Jamī‘ah Al-Qur’ān adalah hasil dari jerih payahnya menimba ilmu di berbagai tempat yang  didirikan pertama kali di jantung kota Qum, dekat rumahnya, tidak lama setelah Husein meraih gelar “Doktor HC”. Sekolah ini menjadi sangat terkenal di seantero Iran, tentu saja karena keberadaan “the amazing child” sebagai ikonnya. Bagi sang ayah, pendirian sekolah ini merupakan parameter untuk mengukur efektifitas metode pembelajaran hafalan al-Qur’ān yang ia temukan bagi anak-anak lain.

Metode yang diterapkan dalam pembelajaran al-Qur’ān di sekolah ini adalah metode isyarat tangan yang dipadukan dengan metode bermain (demonstrasi) dan metode cerita bergambar. Metode isyarat tangan digunakan dalam melafalkan kata per kata ayat al-Qur’ān. Misalnya, ketika mengajarkan ayat tentang kebersihan “wallahu yuḥibbul mutaṭahhirin” (QS. 9: 108), maka anak diajak melafalkannya dengan memperagakan isyarat tangan.

Guru melafalkan “Wa” sambil mengayunkan tangan setengah lingkaran membentuk isyarat kata “wa” (artinya “dan”) yang diikuti anak-anak. “Allahu” sambil menunjukkan telunjuk ke atas (bermakna Allah). “Yuḥibbu” diisyaratkan dengan kedua tangan seolah-olah memeluk sesuatu (bermakna mencintai). “Muttahhirin” diisyaratkan dengan memperagakan gerakan orang yang sedang menggosok-gosok tangan ketika mandi (bermakna orang-orang yang bersih).

Begitu seterusnya dengan diikuti oleh anak-anak.
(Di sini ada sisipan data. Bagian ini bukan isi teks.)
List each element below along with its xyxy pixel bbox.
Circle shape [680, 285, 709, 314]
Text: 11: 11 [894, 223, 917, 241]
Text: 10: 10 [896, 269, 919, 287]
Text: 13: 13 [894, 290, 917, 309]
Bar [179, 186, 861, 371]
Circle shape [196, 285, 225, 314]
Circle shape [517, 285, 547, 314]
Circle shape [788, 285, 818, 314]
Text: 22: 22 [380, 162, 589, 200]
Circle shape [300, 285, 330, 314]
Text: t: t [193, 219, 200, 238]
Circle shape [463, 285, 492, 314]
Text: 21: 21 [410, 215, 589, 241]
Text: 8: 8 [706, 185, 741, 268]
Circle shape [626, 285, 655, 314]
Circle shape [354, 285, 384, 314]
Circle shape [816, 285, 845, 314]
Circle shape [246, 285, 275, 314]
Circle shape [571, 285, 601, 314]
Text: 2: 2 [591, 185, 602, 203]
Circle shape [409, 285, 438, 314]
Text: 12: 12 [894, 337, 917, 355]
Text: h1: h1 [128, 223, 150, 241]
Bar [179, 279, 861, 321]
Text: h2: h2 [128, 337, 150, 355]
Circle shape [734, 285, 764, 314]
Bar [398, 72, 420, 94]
Selanjutnya kata-kata pada ayat tadi diganti dengan arti kata sambil memperagakan isyarat tangan. Dalam bahasa Indonesia, ayat tersebut dapat diartikan dengan “dan” (tangan membentuk setengah lingkaran), Allah (menunjukkan ke atas), mencintai (tangan seolah-olah memeluk sesuatu), orang-orang yang bersih (lengan tangan dogosok-gosok seperti mandi).

Metode isyarat tangan diatas dipadukan dengan metode bermain. Dengan bermain, anak-anak diajak mengulang-ulang ayat tersebut sampai hafal. Cara bermain, misalnya, bila jumlahnya 10 anak, sediakan 9 kursi berderet lalu anak-anak berlomba duduk di kursi, sehingga pasti ada satu anak yang tidak kebagian. Anak yang tidak kebagian kursi diperintah untuk membaca ayat dan artinya, tentu saja sambil memperagakan isyarat tangan.

Metode isyarat tangan juga dapat dipadukan dengan cerita bergambar. Misalnya guru menyiapkan gambar anak yang sedang bermaafan dengan temannya kemudian bercerita. Selesai bercerita, guru mengajarkan ayat tentang perdamaian “waṣṣulhu khair” (QS. An-Nisā’: 128). “wa” (dan) sambil mengayunkan tangan membentuk setengah lingkaran, “ulhu”(perdamaian) sambil memperagakan saling menjabat kedua tangan, dan “khair”(baik) sambil mengacungkan jempol.

Dengan model pembelajaran di atas, anak-anak diperkenalkan dengan dunia al-Qur’ān yang menyenangkan sambil menghayati makna al-Qur’ān serta menerapkannya dalam kehidupan sehari-hari. Al-Qur’ān bukan lagi sekedar huruf-huruf dengan bentuk dan bunyi yang asing bagi anak-anak. Belajar al-Qur’ān bukan lagi dengan memaksa anak membaca huruf-huruf asing dengan doktrin ,”harus karena kamu beragama Islam”.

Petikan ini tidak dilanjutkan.